2 - Lucene

564 132 11
                                    

Perusahaan kecil bernama Lucene yang didirikan oleh Bambang Santosa—mantan teknisi di perusahaan telekomunikasi Indonesia, terletak di Jalan Matraman Raya. Jangan harap melihat gedung bertingkat dengan banyak kaca, karena kantor Lucene lebih cocok disebut sebagai indekos bebas. Para karyawannya jarang pulang ke rumah dan lebih senang menghabiskan waktu untuk bekerja atau menjelajahi internet, karena koneksi cepat di Lucene yang menyala selama 24 jam.

Fahima Nittari, salah satu karyawan Lucene terlihat berjalan memasuki pekarangan Lucene, langsung menuju pintu depan. Nitta—begitu perempuan ini biasa dipanggil—menggendong ransel yang muat laptop berukuran lima belas inci. Kacamatanya tersampir di kerah jaket bertudung yang ia kenakan, sementara rambut panjangnya yang terikat rapi, sudah tertutupi tudung jaket.

Bambang Santosa, bosnya yang berusia lima puluh tahun, baru kembali dari minimarket yang terpisah beberapa gedung saja dari kantornya. Ia memanggil Nitta saat melihat gadis itu berjalan lambat sambil memasukkan kedua telapak tangan di saku jaket.

"Tumben kamu nggak menginap," ujar Bambang mengagetkan Nitta yang baru saja akan membuka pintu Lucene.

"Yah, ketahuan deh kalau kesiangan datang," canda Nitta.

Bambang hanya geleng-geleng kepala melihat kelakuan karyawan andalannya itu, lalu membalas, "Ini sih sudah sore, bukan siang lagi. Udah jam tiga lho." Nada bicara Bambang ramah dan khas dengan logat Jawanya yang kental.

"Maaf, Bos! Soalnya baru pulang pagi tadi dari Lucene," sahut Nitta lagi sambil membuka tudung jaketnya. Ia lalu tersenyum lebar, meminta keringanan.
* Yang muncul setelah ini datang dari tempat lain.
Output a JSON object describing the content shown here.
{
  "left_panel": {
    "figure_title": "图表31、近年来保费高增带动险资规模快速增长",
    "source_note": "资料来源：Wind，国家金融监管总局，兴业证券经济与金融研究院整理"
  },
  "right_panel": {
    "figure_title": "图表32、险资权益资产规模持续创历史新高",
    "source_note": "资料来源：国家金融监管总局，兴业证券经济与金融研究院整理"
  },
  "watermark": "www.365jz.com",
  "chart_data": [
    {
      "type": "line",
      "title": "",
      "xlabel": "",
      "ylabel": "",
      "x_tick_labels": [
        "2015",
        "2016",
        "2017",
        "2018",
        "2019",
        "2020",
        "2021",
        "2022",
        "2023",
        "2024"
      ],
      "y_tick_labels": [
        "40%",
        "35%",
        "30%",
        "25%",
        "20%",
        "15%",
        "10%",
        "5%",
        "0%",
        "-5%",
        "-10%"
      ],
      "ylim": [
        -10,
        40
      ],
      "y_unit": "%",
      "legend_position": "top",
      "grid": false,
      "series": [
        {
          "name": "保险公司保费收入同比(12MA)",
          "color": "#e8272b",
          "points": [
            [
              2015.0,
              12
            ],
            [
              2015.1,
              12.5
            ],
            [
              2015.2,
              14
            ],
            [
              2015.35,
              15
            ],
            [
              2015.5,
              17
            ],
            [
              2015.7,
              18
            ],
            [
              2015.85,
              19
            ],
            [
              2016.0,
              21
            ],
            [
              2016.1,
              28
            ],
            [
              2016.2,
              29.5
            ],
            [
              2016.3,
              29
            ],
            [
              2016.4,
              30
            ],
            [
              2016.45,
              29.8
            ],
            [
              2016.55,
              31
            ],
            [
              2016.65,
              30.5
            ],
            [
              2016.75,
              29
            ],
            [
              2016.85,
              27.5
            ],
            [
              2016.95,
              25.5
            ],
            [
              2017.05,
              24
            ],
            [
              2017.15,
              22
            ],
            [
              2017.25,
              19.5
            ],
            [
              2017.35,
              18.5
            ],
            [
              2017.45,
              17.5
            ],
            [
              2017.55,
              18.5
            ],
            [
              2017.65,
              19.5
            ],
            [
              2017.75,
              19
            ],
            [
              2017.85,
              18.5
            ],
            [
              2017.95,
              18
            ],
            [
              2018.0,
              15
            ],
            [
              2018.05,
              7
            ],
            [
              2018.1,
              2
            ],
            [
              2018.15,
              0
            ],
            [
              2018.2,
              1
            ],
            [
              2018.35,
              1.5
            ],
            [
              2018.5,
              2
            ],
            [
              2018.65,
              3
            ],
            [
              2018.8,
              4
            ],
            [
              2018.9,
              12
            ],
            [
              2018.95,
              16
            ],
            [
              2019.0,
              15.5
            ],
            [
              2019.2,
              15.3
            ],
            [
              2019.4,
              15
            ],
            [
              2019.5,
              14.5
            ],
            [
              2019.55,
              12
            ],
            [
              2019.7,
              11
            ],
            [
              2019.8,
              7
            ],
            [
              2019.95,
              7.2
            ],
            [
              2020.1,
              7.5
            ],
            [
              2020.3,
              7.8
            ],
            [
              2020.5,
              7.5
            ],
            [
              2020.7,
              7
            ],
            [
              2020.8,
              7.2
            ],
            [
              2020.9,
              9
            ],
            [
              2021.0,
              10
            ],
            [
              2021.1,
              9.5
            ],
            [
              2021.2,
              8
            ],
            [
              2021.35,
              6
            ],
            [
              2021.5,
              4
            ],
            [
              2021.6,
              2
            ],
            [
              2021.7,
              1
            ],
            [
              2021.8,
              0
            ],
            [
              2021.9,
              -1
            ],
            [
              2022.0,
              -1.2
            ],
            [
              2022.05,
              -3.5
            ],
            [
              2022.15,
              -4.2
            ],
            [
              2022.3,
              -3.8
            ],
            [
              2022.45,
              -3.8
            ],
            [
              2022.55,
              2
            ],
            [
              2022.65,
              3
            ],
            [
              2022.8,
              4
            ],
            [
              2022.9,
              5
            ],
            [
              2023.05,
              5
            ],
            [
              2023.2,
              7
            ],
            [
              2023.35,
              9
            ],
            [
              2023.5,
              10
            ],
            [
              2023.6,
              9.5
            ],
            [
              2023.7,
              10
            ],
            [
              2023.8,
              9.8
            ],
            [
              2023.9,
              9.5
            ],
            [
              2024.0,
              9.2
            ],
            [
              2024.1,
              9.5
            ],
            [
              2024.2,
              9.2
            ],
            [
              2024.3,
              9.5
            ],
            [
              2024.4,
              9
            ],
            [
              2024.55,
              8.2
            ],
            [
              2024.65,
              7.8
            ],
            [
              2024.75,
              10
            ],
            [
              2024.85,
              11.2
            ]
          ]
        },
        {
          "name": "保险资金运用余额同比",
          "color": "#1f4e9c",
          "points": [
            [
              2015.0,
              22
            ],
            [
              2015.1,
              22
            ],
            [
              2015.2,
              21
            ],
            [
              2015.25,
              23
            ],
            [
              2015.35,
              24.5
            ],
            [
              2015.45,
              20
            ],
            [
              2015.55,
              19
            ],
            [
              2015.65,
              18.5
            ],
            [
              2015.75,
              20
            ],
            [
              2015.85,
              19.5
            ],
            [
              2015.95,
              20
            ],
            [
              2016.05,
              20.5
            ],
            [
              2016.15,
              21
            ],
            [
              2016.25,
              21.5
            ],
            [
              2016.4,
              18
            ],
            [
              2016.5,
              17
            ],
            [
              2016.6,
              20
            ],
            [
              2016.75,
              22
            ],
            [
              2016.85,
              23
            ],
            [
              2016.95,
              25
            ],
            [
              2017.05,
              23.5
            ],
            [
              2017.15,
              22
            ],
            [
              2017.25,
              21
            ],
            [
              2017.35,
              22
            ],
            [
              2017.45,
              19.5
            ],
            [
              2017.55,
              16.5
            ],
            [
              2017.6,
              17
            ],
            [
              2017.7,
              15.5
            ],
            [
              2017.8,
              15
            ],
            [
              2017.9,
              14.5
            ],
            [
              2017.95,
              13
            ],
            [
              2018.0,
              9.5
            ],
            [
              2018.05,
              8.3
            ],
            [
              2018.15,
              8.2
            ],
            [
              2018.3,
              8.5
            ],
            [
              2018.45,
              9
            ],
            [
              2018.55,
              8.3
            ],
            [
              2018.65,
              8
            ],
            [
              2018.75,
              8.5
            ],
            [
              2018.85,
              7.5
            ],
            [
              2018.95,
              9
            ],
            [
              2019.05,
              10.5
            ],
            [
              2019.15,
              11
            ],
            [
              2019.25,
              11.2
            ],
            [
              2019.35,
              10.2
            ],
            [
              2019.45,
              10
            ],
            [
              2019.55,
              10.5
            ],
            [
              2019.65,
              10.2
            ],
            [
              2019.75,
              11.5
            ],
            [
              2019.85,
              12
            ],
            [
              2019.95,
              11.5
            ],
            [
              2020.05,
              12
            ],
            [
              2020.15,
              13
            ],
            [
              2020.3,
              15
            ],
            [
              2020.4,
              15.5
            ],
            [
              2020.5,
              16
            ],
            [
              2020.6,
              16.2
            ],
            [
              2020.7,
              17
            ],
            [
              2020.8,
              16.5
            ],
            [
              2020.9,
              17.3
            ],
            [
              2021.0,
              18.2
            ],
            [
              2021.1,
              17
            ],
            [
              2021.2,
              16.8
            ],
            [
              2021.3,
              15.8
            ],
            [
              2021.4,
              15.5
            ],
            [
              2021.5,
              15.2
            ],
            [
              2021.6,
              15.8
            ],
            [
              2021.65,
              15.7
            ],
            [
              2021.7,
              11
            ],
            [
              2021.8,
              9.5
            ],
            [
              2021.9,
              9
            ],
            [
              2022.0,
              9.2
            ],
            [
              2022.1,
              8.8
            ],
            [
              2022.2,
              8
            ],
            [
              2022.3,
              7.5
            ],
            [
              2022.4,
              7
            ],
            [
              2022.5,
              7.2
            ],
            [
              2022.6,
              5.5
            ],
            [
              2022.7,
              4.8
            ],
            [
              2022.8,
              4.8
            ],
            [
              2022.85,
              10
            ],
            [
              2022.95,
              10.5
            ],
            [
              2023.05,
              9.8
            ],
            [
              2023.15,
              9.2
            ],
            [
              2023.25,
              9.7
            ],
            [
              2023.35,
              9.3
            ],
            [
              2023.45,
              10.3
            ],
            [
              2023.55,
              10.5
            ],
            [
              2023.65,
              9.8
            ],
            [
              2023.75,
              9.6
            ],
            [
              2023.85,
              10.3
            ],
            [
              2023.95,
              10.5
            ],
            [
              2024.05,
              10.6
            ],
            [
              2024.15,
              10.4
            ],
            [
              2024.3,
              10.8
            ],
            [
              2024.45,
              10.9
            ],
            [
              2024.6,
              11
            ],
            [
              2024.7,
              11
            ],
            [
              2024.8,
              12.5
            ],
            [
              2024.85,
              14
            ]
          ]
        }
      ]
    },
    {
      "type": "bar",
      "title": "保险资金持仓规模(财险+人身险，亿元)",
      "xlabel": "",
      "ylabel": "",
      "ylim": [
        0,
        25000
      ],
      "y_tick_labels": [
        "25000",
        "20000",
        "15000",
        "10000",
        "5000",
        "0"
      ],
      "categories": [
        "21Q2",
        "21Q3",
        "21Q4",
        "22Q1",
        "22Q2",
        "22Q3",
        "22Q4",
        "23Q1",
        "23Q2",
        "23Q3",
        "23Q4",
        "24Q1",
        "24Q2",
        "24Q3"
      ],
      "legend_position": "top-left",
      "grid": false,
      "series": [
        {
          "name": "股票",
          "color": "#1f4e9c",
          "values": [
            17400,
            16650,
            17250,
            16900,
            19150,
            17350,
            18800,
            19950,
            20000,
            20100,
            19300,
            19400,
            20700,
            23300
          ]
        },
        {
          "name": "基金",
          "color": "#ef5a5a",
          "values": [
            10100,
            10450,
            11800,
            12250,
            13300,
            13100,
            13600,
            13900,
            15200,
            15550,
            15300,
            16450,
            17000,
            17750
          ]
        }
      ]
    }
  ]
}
"Ya sudah. Segera masuk dan temui Mona di dalam. Sepertinya ada proyek baru yang harus kita kerjakan," lanjut Bambang lagi. Ia lalu mendahului Nitta dan masuk ke Lucene. Sementara itu, Nitta menunggu Bambang menghilang dari hadapannya dan masuk belakangan.

***

Di kubikelnya, Nitta mulai menyalakan laptop. Setelah menghubungkan kabel Unshielded Twisted-pair (UTP), ia membuka jendela aplikasi yang sering digunakannya, terminal.

Mona menghampiri Nitta dan menyangga dagunya dengan tangan bersedekap di pembatas kubikel. "Padahal kamu kan bisa bilang Pak Bambang hari ini nggak perlu masuk. Lagipula urusan kebobolan salah satu perusahaan keuangan kemarin kan harus kamu tangani sampai pagi," ujar Mona ketika ia melihat Nitta sedang beres-beres.

"Yah nggak apa-apa lah. Di kosan juga malas nih, susah koneksi. Akhir-akhir ini jaringan ponselku lagi bermasalah. Daripada tethering kan mending pakai koneksi di sini," balas Nitta.

Mona mengangguk, lalu ia berujar, "Eh, ngomong-ngomong kenapa harus pakai kabel sih? Yang lain aja pakai wifi nggak masalah."

"Lebih suka pakai kabel UTP, bebas gangguan. Laptopku baru hancur karena kemarin compile kernel, jadi driver wifi juga harus compile ulang. Malas beresinnya lagi banyak kerjaan," balas Nitta lagi.

Mona kali ini geleng-geleng kepala. Ia lalu menyahut, "Ah kamu sih, compile daleman sistem operasi kok doyan banget. Susah kok dibuat sendiri. Ya udah, nanti jam empat kalau sudah siap, ikut kumpul di ruang meeting ya, ada proyek baru yang harus kita bahas."

"Proyek sama siapa?"

"Perusahaan aplikasi anti virus gitu. Baru muncul kayaknya deh," tutup Mona sembari berlalu menuju kubikelnya.

***

Nitta bersandar santai untuk membereskan beberapa pekerjaan sambil mendengarkan lagu. Di laptopnya terpampang aplikasi terminal dan Alienvault—aplikasi untuk memonitor anomali server-server milik klien. Nitta beberapa kali mengecek jam dinding yang ada di samping kiri, dekat kubikel Mona.